After doing a bit of research and taking time to think, I’ve come up with what makes a person a visionary.

  1. Understand the differences between having vision and being visionary – Just because you have a vision for something, doesn’t make you visionary. Everyone has vision. They have a goal for what they would like to see happen, but no real plan for implementation. Many people have a vision for a Utopian world, but do very little about it.
  2. Clarity of vision – A clear idea of where you want to be and details around how to get there are necessary. If your vision of the future is clear, getting there will be a lot more possible. 
  3. Visionary leadership is about being a problem solver – to make progress as someone who is a visionary, there has to be the ability to solve problems. You have to be able to analyze the problem, look for solutions and work to make them happen. Being a problem solver is about learning from mistakes. A visionary is constantly working to make things better.
  4. Visionaries show rather than tell – A long time ago I heard the phrase, “If it is to be, it is up to me.” I try to always picture myself in a situation that I will be responsible for placing others in. I try to do join in on tasks that I am asking others to participate in. If I’m not willing to complete a task, why should I expect others to take it on? If I expect people to move forward I better be in the crowd working just as hard as anyone else. difference-between-a-boss-and-a-leader_o_2358201
  5. Willing to take a risk – I’ve already alluded to risk taking. Implicit in risk taking, is the acceptance of failures along the way. Accept failures in yourself and in others. However, failures have to be viewed as an opportunity to learn A number of years ago at an AISI (btw, I miss AISI) conference, I first heard the term ‘failing forward’. That is the attitude we need to have. Our failures move us forward in our growth journey.
  6. Desire to positively affect others – If our vision only benefits ourselves, it’s not the kind of vision I am talking about. In my role as an educational leader, the vision I have for my school and community, has to benefit as many as possible. It needs to benefit current and future students and hopefully the staff and community as well. 

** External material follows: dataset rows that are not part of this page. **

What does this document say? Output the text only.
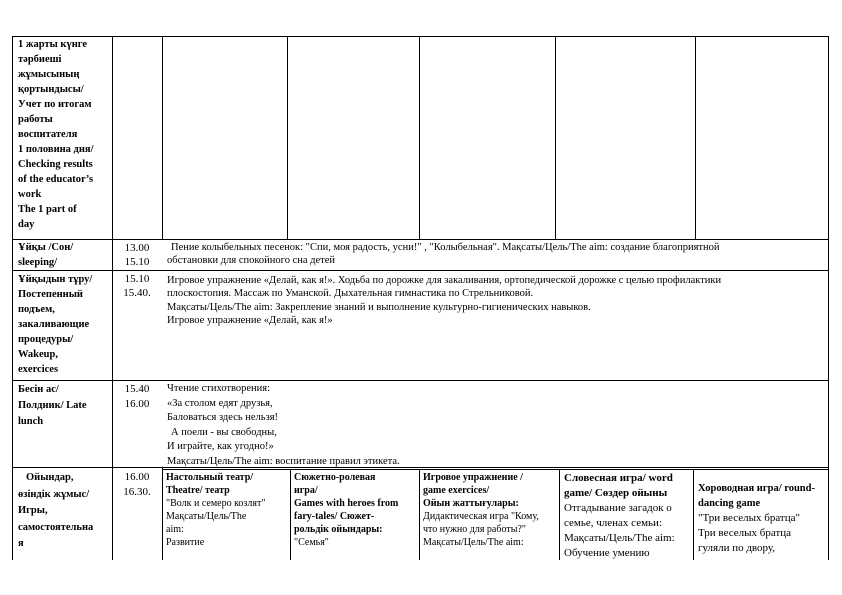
1 жарты күнге
тәрбиеші
жұмысының
қортындысы/
Учет по итогам
работы
воспитателя
1 половина дня/
Checking results
of the educator’s
work
The 1 part of
day
Ұйқы /Сон/
sleeping/
13.00
15.10
Пение колыбельных песенок: "Спи, моя радость, усни!" , "Колыбельная". Мақсаты/Цель/The aim: создание благоприятной
обстановки для спокойного сна детей
Ұйқыдын тұру/
Постепенный
подъем,
закаливающие
процедуры/
Wakeup,
exercices
15.10
15.40.
Игровое упражнение «Делай, как я!». Ходьба по дорожке для закаливания, ортопедической дорожке с целью профилактики
плоскостопия. Массаж по Уманской. Дыхательная гимнастика по Стрельниковой.
Мақсаты/Цель/The aim: Закрепление знаний и выполнение культурно-гигиенических навыков.
Игровое упражнение «Делай, как я!»
Бесін ас/
Полдник/ Late
lunch
15.40
16.00
Чтение стихотворения:
«За столом едят друзья,
Баловаться здесь нельзя!
А поели - вы свободны,
И играйте, как угодно!»
Мақсаты/Цель/The aim: воспитание правил этикета.
Ойындар,
өзіндік жұмыс/
Игры,
самостоятельна
я
16.00
16.30.
Настольный театр/
Theatre/ театр
"Волк и семеро козлят"
Мақсаты/Цель/The
aim:
Развитие
Сюжетно-ролевая
игра/
Games with heroes from
fary-tales/ Сюжет-
рольдік ойындары:
"Семья"
Игровое упражнение /
game exercices/
Ойын жаттығулары:
Дидактическая игра "Кому,
что нужно для работы?"
Мақсаты/Цель/The aim:
Словесная игра/ word
game/ Сөздер ойыны
Отгадывание загадок о
семье, членах семьи:
Мақсаты/Цель/The aim:
Обучение умению
Хороводная игра/ round-
dancing game
"Три веселых братца"
Три веселых братца
гуляли по двору,
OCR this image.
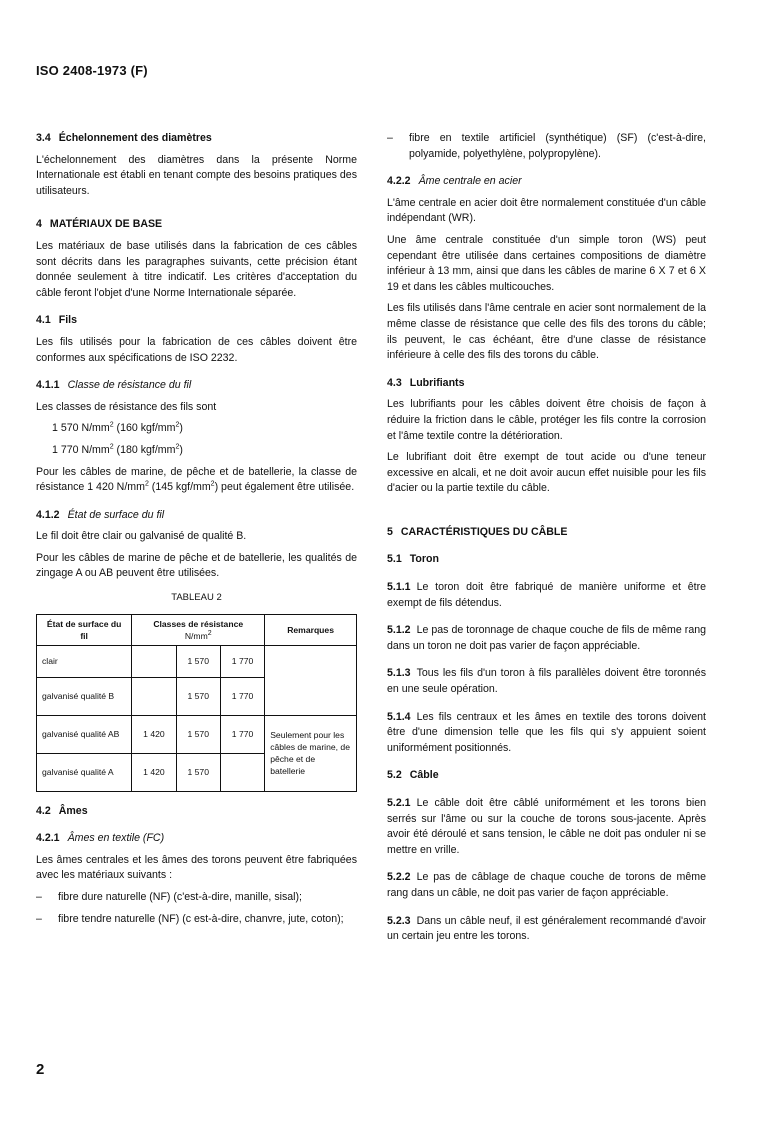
ISO 2408-1973 (F)
3.4 Échelonnement des diamètres

L'échelonnement des diamètres dans la présente Norme Internationale est établi en tenant compte des besoins pratiques des utilisateurs.

4 MATÉRIAUX DE BASE

Les matériaux de base utilisés dans la fabrication de ces câbles sont décrits dans les paragraphes suivants, cette précision étant donnée seulement à titre indicatif. Les critères d'acceptation du câble feront l'objet d'une Norme Internationale séparée.

4.1 Fils

Les fils utilisés pour la fabrication de ces câbles doivent être conformes aux spécifications de ISO 2232.

4.1.1 Classe de résistance du fil

Les classes de résistance des fils sont

1 570 $N/mm^2$ (160 kgf/$mm^2$)

1 770 $N/mm^2$ (180 kgf/$mm^2$)

Pour les câbles de marine, de pêche et de batellerie, la classe de résistance 1 420 $N/mm^2$ (145 kgf/$mm^2$) peut également être utilisée.

4.1.2 État de surface du fil

Le fil doit être clair ou galvanisé de qualité B.

Pour les câbles de marine de pêche et de batellerie, les qualités de zingage A ou AB peuvent être utilisées.

TABLEAU 2
État de surface du fil	Classes de résistance
$N/mm^2$			Remarques

clair		1 570	1 770	
galvanisé qualité B		1 570	1 770	
galvanisé qualité AB	1 420	1 570	1 770	Seulement pour les câbles de marine, de pêche et de batellerie
galvanisé qualité A	1 420	1 570		
4.2 Âmes
4.2.1 Âmes en textile (FC)

Les âmes centrales et les âmes des torons peuvent être fabriquées avec les matériaux suivants :

–	fibre dure naturelle (NF) (c'est-à-dire, manille, sisal);
–	fibre tendre naturelle (NF) (c est-à-dire, chanvre, jute, coton);
–	fibre en textile artificiel (synthétique) (SF) (c'est-à-dire, polyamide, polyethylène, polypropylène).
4.2.2 Âme centrale en acier

L'âme centrale en acier doit être normalement constituée d'un câble indépendant (WR).

Une âme centrale constituée d'un simple toron (WS) peut cependant être utilisée dans certaines compositions de diamètre inférieur à 13 mm, ainsi que dans les câbles de marine 6 X 7 et 6 X 19 et dans les câbles multicouches.

Les fils utilisés dans l'âme centrale en acier sont normalement de la même classe de résistance que celle des fils des torons du câble; ils peuvent, le cas échéant, être d'une classe de résistance inférieure à celle des fils des torons du câble.

4.3 Lubrifiants

Les lubrifiants pour les câbles doivent être choisis de façon à réduire la friction dans le câble, protéger les fils contre la corrosion et l'âme textile contre la détérioration.

Le lubrifiant doit être exempt de tout acide ou d'une teneur excessive en alcali, et ne doit avoir aucun effet nuisible pour les fils d'acier ou la partie textile du câble.

5 CARACTÉRISTIQUES DU CÂBLE
5.1 Toron

5.1.1 Le toron doit être fabriqué de manière uniforme et être exempt de fils détendus.

5.1.2 Le pas de toronnage de chaque couche de fils de même rang dans un toron ne doit pas varier de façon appréciable.

5.1.3 Tous les fils d'un toron à fils parallèles doivent être toronnés en une seule opération.

5.1.4 Les fils centraux et les âmes en textile des torons doivent être d'une dimension telle que les fils qui s'y appuient soient uniformément positionnés.

5.2 Câble

5.2.1 Le câble doit être câblé uniformément et les torons bien serrés sur l'âme ou sur la couche de torons sous-jacente. Après avoir été déroulé et sans tension, le câble ne doit pas onduler ni se mettre en vrille.

5.2.2 Le pas de câblage de chaque couche de torons de même rang dans un câble, ne doit pas varier de façon appréciable.

5.2.3 Dans un câble neuf, il est généralement recommandé d'avoir un certain jeu entre les torons.

2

I think I have helped to move my school forward, and in my journey as a leader, I hope to continue that at this school or whatever school I maybe placed in in the future. Our Leader in Me program has been an interesting journey that we are still working on, and will hopefully always continue to work on. That process alone has taught me the importance of having a vision and working to make it happen. Having a goal is essential. If you’re not aiming for something, you don’t hit anything.

Can everyone be visionary? I don’t think so; not without some effort and mindfulness in the process.